Neue Indoor- und Genusshalle in Steinberg? Große Visionen für Freifläche bei der Holzkugel

Entsteht nur einen Steinwurf von der Erlebnisholzkugel in Steinberg am See entfernt das nächste große Ding? Unternehmer Tom Zeller hat eine Freifläche gegenüber der Freizeitanlage ins Auge gefasst. Wenn alles nach Plan läuft, soll hier ein neuer Komplex in die Höhe schießen, der Bewegung und Ernährung vereint.
Erste Visualisierungen gibt es bereits. Ob die Vision am Ende aber tatsächlich in die Tat umgesetzt wird, steht noch in den Sternen. „Wir sind noch weit weg von einer konkreten Realisierung“, stellt Tom Zeller klar. Denn der umtriebige Geschäftsmann weiß auch, dass Vorhaben in dieser Größenordnung nicht einfach mal so nebenbei verwirklicht werden können.
Indoorspielplatz und Markthalle
Denn das, was der Holzkugelchef da gerne neben dem Freizeitareal am Seeufer bauen würde, hört sich gigantisch an.

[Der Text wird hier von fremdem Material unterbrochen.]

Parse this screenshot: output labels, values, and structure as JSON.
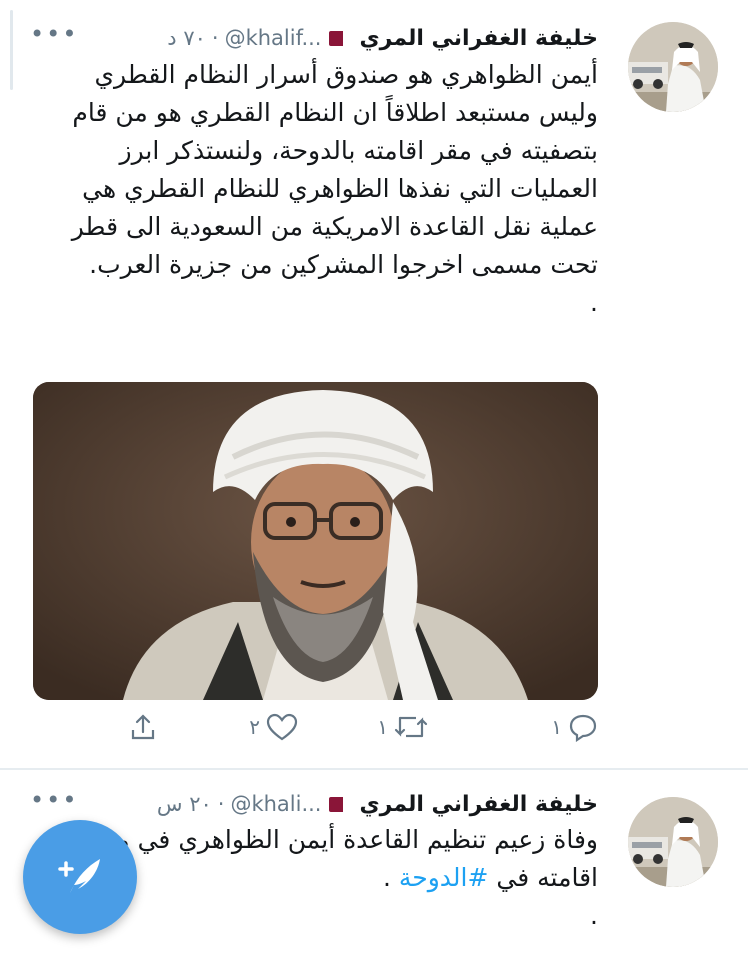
{
  "tweets": [
    {
      "display_name": "خليفة الغفراني المري",
      "handle": "@khalif...",
      "time": "٧٠ د",
      "more": "•••",
      "text": "أيمن الظواهري هو صندوق أسرار النظام القطري وليس مستبعد اطلاقاً ان النظام القطري هو من قام بتصفيته في مقر اقامته بالدوحة، ولنستذكر ابرز العمليات التي نفذها الظواهري للنظام القطري هي عملية نقل القاعدة الامريكية من السعودية الى قطر تحت مسمى اخرجوا المشركين من جزيرة العرب.",
      "text_end": ".",
      "actions": {
        "replies": "١",
        "retweets": "١",
        "likes": "٢"
      }
    },
    {
      "display_name": "خليفة الغفراني المري",
      "handle": "@khali...",
      "time": "٢٠ س",
      "more": "•••",
      "text": "وفاة زعيم تنظيم القاعدة أيمن الظواهري في مقر اقامته في",
      "hashtag": "#الدوحة",
      "text_tail": " .",
      "text_end": "."
    }
  ],
  "icons": {
    "reply": "reply-icon",
    "retweet": "retweet-icon",
    "like": "heart-icon",
    "share": "share-icon",
    "compose": "compose-tweet-icon"
  },
  "colors": {
    "text": "#14171a",
    "muted": "#657786",
    "link": "#1da1f2",
    "fab": "#4a9de6",
    "flag": "#8a1538"
  }
}
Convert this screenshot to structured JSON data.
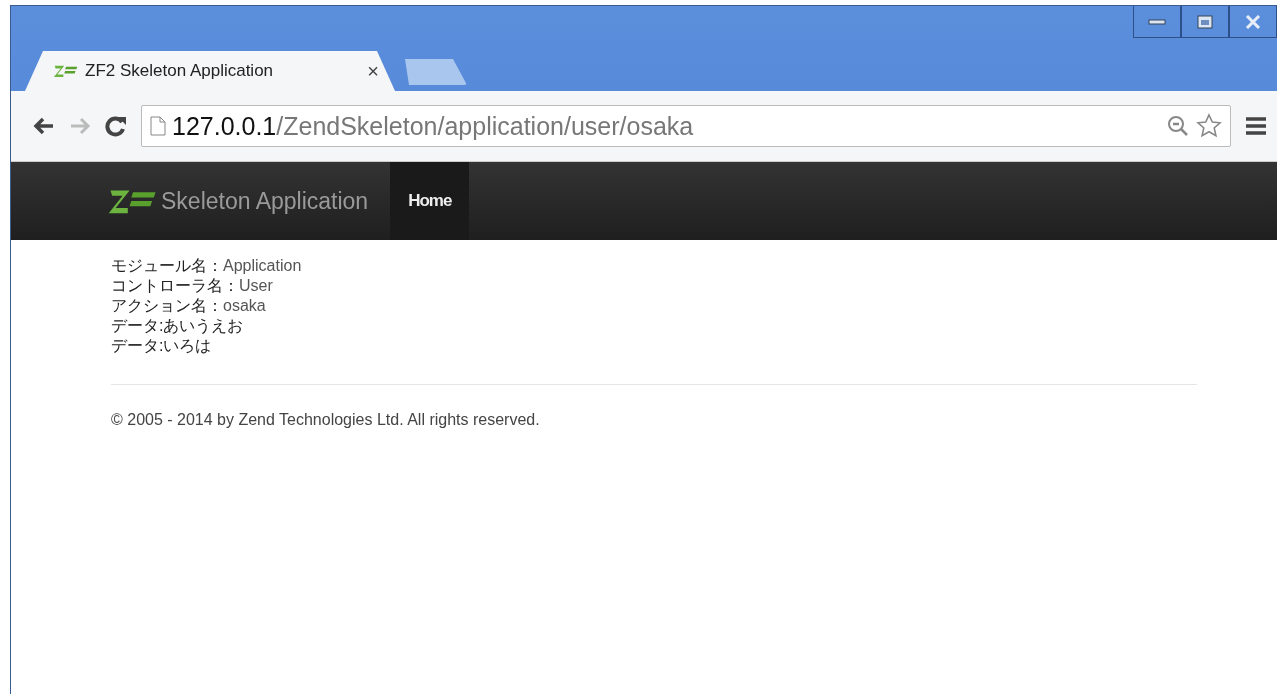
{
  "window": {
    "tabs": [
      {
        "title": "ZF2 Skeleton Application",
        "close": "×",
        "selected": true
      },
      {
        "selected": false
      }
    ]
  },
  "toolbar": {
    "url_host": "127.0.0.1",
    "url_path": "/ZendSkeleton/application/user/osaka"
  },
  "navbar": {
    "brand": "Skeleton Application",
    "items": [
      {
        "label": "Home",
        "selected": true
      }
    ]
  },
  "content": {
    "fields": [
      {
        "label": "モジュール名：",
        "value": "Application"
      },
      {
        "label": "コントローラ名：",
        "value": "User"
      },
      {
        "label": "アクション名：",
        "value": "osaka"
      }
    ],
    "lines": [
      "データ:あいうえお",
      "データ:いろは"
    ]
  },
  "footer": "© 2005 - 2014 by Zend Technologies Ltd. All rights reserved."
}
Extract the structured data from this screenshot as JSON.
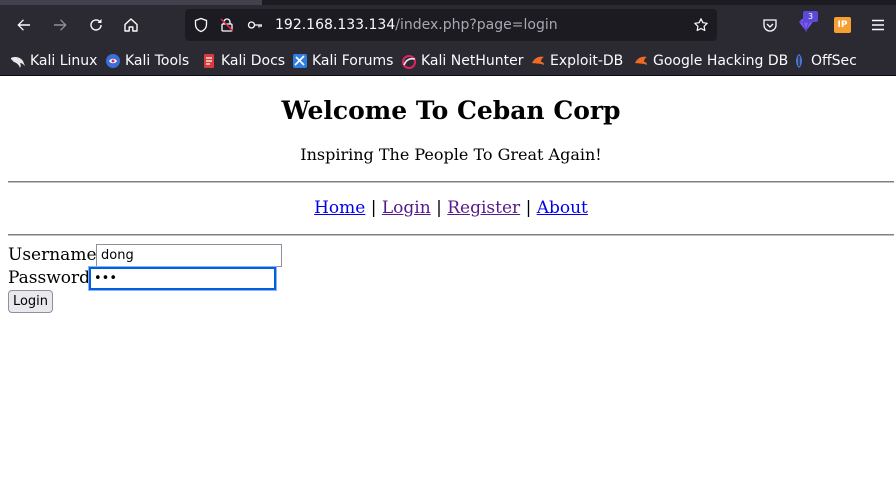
{
  "browser": {
    "url_host": "192.168.133.134",
    "url_path": "/index.php?page=login",
    "extension_badge": "3",
    "ip_extension_label": "IP",
    "bookmarks": [
      {
        "label": "Kali Linux",
        "icon": "kali-dragon-icon"
      },
      {
        "label": "Kali Tools",
        "icon": "kali-tools-icon"
      },
      {
        "label": "Kali Docs",
        "icon": "kali-docs-icon"
      },
      {
        "label": "Kali Forums",
        "icon": "kali-forums-icon"
      },
      {
        "label": "Kali NetHunter",
        "icon": "nethunter-icon"
      },
      {
        "label": "Exploit-DB",
        "icon": "exploit-db-icon"
      },
      {
        "label": "Google Hacking DB",
        "icon": "ghdb-icon"
      },
      {
        "label": "OffSec",
        "icon": "offsec-icon"
      }
    ]
  },
  "page": {
    "title": "Welcome To Ceban Corp",
    "subtitle": "Inspiring The People To Great Again!",
    "nav": [
      {
        "label": "Home"
      },
      {
        "label": "Login"
      },
      {
        "label": "Register"
      },
      {
        "label": "About"
      }
    ],
    "nav_separator": "|",
    "form": {
      "username_label": "Username",
      "username_value": "dong",
      "password_label": "Password",
      "password_value": "•••",
      "submit_label": "Login"
    }
  },
  "colors": {
    "chrome_bg": "#2b2a33",
    "urlbar_bg": "#1c1b22",
    "link_unvisited": "#0000ee",
    "link_visited": "#551a8b",
    "focus_ring": "#0060df"
  }
}
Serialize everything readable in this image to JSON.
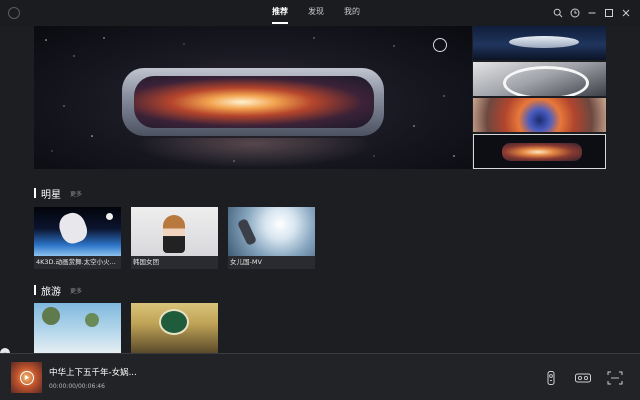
{
  "nav": {
    "tabs": [
      {
        "label": "推荐",
        "active": true
      },
      {
        "label": "发现",
        "active": false
      },
      {
        "label": "我的",
        "active": false
      }
    ]
  },
  "window_controls": [
    "search-icon",
    "clock-icon",
    "minimize-icon",
    "maximize-icon",
    "close-icon"
  ],
  "sections": [
    {
      "title": "明星",
      "more_label": "更多",
      "items": [
        {
          "caption": "4K3D.动画赏舞.太空小火..."
        },
        {
          "caption": "韩国女团"
        },
        {
          "caption": "女儿国-MV"
        }
      ]
    },
    {
      "title": "旅游",
      "more_label": "更多",
      "items": [
        {
          "caption": ""
        },
        {
          "caption": ""
        }
      ]
    }
  ],
  "player": {
    "title": "中华上下五千年-女娲...",
    "time": "00:00:00/00:06:46"
  },
  "colors": {
    "background": "#1d1e22",
    "titlebar": "#1b1c20",
    "accent": "#ffffff",
    "muted_text": "#8c8d92"
  }
}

Die Rede ist von einer Indoor- und Genusshalle. Die soll einen etwa 1500 Quadratmeter großen Indoorspielplatz in nachhaltiger Holzbauweise ebenso beherbergen wie eine Markthalle in der gleichen Größenordnung, die regionale Produkte in den Fokus nimmt – samt eigenem Verkostungsbereich.

Daneben soll es eine Art Grünes Klassenzimmer geben, in dem Kinder lernen sollen, wie Lebensmittel angebaut und verarbeitet werden. Außerdem könnte sich Zeller ein Strohlabyrinth vorstellen sowie eine Möglichkeit zum Ponyreiten.
Zusammengefasst soll die Indoor- und Genusshalle ein Ort sein, „der Kinder spielerisch bewegt, Erwachsene verbindet und uns alle daran erinnert, wie wertvoll gesunde Ernährung und eine aktives Leben für die Zukunft unserer Gemeinschaft sind“, so Zeller.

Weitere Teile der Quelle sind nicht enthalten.